For turning any accredited investor into a venture LP

Alumni Ventures was the most active venture firm in the U.S. last year. Unlike traditional VC firms, Alumni is happy to welcome any accredited investor into the ranks of its LPs. The approach is making venture-level returns available to a far wider range of investors. The firm has grown an average of 55% per year since launch in 2015, including roughly 75% growth in 2020; Alumni Ventures was named the most active VC in the U.S. in 2020. The company’s Venture Fellow program has graduated 375 people and has so far been ~75% diverse.

10. Landis

For coaching consumers toward homeownership


Landis is a company built for today’s often-frothy housing market on a mission to help more people achieve homeownership. The company creates tailored financial plans that coach clients to mortgage eligibility.
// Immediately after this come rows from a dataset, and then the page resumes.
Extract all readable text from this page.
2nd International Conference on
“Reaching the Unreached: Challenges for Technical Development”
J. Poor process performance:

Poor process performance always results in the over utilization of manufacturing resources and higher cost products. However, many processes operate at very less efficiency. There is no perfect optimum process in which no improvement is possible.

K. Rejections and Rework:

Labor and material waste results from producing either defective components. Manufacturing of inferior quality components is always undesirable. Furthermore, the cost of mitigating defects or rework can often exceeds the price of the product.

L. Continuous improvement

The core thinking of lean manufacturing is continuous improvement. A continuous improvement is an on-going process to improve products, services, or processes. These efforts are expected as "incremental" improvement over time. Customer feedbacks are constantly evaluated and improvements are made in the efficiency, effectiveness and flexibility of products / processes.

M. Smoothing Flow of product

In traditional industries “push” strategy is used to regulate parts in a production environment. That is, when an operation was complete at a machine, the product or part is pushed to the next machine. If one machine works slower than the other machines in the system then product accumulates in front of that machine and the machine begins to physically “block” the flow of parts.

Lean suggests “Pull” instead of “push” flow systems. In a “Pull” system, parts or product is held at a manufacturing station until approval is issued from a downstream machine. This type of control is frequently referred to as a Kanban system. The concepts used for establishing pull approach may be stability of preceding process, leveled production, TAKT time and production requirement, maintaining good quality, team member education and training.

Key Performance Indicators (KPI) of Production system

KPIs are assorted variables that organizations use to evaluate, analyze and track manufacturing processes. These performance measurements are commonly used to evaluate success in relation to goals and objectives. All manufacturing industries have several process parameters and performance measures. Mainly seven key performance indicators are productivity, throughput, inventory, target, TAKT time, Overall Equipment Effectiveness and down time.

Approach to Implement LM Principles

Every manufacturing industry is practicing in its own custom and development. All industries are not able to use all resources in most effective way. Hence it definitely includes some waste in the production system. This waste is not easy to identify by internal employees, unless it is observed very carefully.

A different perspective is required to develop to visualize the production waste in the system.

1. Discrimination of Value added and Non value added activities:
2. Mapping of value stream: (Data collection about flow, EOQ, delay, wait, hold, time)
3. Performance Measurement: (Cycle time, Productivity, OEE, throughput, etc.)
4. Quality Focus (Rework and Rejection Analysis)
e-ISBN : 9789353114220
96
For people who have trouble qualifying for a mortgage amid rising real estate prices, Landis makes all-cash offers (on houses priced between $100,000 and $400,000) on clients’ behalf and then rents the home back to the customer, helping them build their credit and qualify for a mortgage. Once ready, the client can buy back the property at a predetermined price, giving people without savings a chance to build wealth through property. In 2021, Landis has worked with more than 10,000 aspiring homeowners.